I walked into the Faculty Club last Thursday to see mats lining the floor. The first person to introduce herself was our instructor, Deb Parent. Also present with a big smile on her face was special constable Bobbi-Jo Duff, who is part of the UTM Campus Police.

This was my first self-defense course and I was slightly nervous. I thought we’d get into action right away, but the first 45 minutes were spent talking about our experiences and why we felt the need to take this course. We discussed everything from awkward touching on public transportation to times we felt uncomfortable but didn’t want to say anything. Our Wen-Do instructor promised that after the three-hour course, we’d leave feeling more confident and armed with the power to defend ourselves from attacks.

Wen-Do is a form of self-defense for women that was created in Toronto in 1964. The name of the practice translates to “women’s way”. Wen stands for women, while dō is the Japanese word for way or path. Ultimately, Wen-Do means the woman’s way of defending herself.

The practice of Wen-Do consists of three goals: awareness, avoidance, and action. The awareness goal comes from the idea that we need to be aware of both ourselves and our surroundings. We need to know that we’re at risk of being attacked simply on the basis that we’re female.

Avoidance is a skill that is most powerful when the situation calls for it. It is the opportunity to walk or run away when you have the chance.

The action is when the Wen-Do training comes into play. On mainstream media, the woman being attacked screams but doesn’t fight back. Wen-Do teaches that our strongest tool is the element of surprise. The attacker most likely believes the women will simply cry and not fight back, so when we do fight back, the attacker is going to be surprised.

Parent instructs us to “embrace our inner [empowerment]. Good girls go to heaven; bad girls go everywhere,” she says with a smile.

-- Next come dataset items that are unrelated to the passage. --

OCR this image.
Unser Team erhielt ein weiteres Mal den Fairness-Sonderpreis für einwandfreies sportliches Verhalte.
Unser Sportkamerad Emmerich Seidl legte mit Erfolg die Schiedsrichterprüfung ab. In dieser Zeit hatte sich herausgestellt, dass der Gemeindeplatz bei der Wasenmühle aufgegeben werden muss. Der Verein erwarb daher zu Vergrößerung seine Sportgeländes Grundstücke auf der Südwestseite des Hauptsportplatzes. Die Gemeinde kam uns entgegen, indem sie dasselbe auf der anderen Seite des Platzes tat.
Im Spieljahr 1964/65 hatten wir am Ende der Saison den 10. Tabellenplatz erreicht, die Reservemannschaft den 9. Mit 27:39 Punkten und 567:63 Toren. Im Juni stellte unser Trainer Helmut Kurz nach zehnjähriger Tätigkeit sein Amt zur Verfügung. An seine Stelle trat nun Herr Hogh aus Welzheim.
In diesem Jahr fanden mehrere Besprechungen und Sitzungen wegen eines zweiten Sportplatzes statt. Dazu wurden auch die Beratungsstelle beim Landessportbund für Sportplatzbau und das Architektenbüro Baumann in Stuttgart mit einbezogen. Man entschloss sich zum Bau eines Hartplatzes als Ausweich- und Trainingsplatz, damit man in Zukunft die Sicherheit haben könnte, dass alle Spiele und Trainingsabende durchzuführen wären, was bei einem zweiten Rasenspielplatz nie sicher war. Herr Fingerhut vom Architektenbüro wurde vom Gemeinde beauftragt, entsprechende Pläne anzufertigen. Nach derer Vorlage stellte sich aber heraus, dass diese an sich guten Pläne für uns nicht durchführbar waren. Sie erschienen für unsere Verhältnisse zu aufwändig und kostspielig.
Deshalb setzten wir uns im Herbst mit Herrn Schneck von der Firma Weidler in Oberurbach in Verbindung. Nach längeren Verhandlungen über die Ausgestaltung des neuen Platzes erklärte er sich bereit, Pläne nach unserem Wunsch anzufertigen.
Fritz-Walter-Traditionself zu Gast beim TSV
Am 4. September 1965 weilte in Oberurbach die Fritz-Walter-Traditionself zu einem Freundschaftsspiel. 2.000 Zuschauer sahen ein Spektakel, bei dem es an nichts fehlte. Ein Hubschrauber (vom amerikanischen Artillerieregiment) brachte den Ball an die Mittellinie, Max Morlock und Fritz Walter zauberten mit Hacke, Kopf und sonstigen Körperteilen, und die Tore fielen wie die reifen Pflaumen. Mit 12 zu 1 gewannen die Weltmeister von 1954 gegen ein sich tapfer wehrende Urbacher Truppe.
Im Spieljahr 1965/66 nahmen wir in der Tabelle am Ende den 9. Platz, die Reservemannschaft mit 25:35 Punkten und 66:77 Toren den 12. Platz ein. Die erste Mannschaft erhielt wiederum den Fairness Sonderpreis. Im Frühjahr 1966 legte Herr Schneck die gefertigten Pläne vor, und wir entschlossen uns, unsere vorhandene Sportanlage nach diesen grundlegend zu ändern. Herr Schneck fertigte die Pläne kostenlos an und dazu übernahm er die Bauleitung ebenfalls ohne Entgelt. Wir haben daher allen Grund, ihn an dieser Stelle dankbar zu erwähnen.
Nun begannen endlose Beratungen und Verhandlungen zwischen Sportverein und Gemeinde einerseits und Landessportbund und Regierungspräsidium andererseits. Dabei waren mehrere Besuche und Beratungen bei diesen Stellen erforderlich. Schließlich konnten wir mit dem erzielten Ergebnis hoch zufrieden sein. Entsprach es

After our talk, we stand in a circle and breathe together, centring ourselves and trying to be present to what’s happening around us.

Parent begins to teach us self-defense moves. One of the most powerful skills we learned was to yell. Yell as loud as you possibly can before breaking into your Wen-Do moves. According to Parent, “The hardest part for 50 percent of women is learning to yell.”

After three hours of shouts and practicing with mats and partners, I know how to defend myself by breaking someone’s collarbone, kicking, stopping someone’s oxygen flow momentarily, and breaking someone’s nose. We learned how to get out of chokeholds, get an attacker’s hands away from our body, and how to establish our line of justice. Parent teaches us that some steps are considered soft Wen-Do (non-permanent) and some moves are considered hard Wen-Do (permanent, possibly life-threatening).

When I asked Parent about the extent to which we can defend ourselves with regards to the law, she said that the law gives us a lot of leeway to use our bodies in self-defense. She mentions that using sprays teaches women to rely on something other than themselves.

“A lot of women will say that they’ve never had to use Wen-Do in their lives, but the skills they learned give them a sense of entitlement, empowerment, and validation, says Parent. “Self-defense convinces us that we’re worth protecting. It is about loving ourselves despite the messages we’re fed every day.”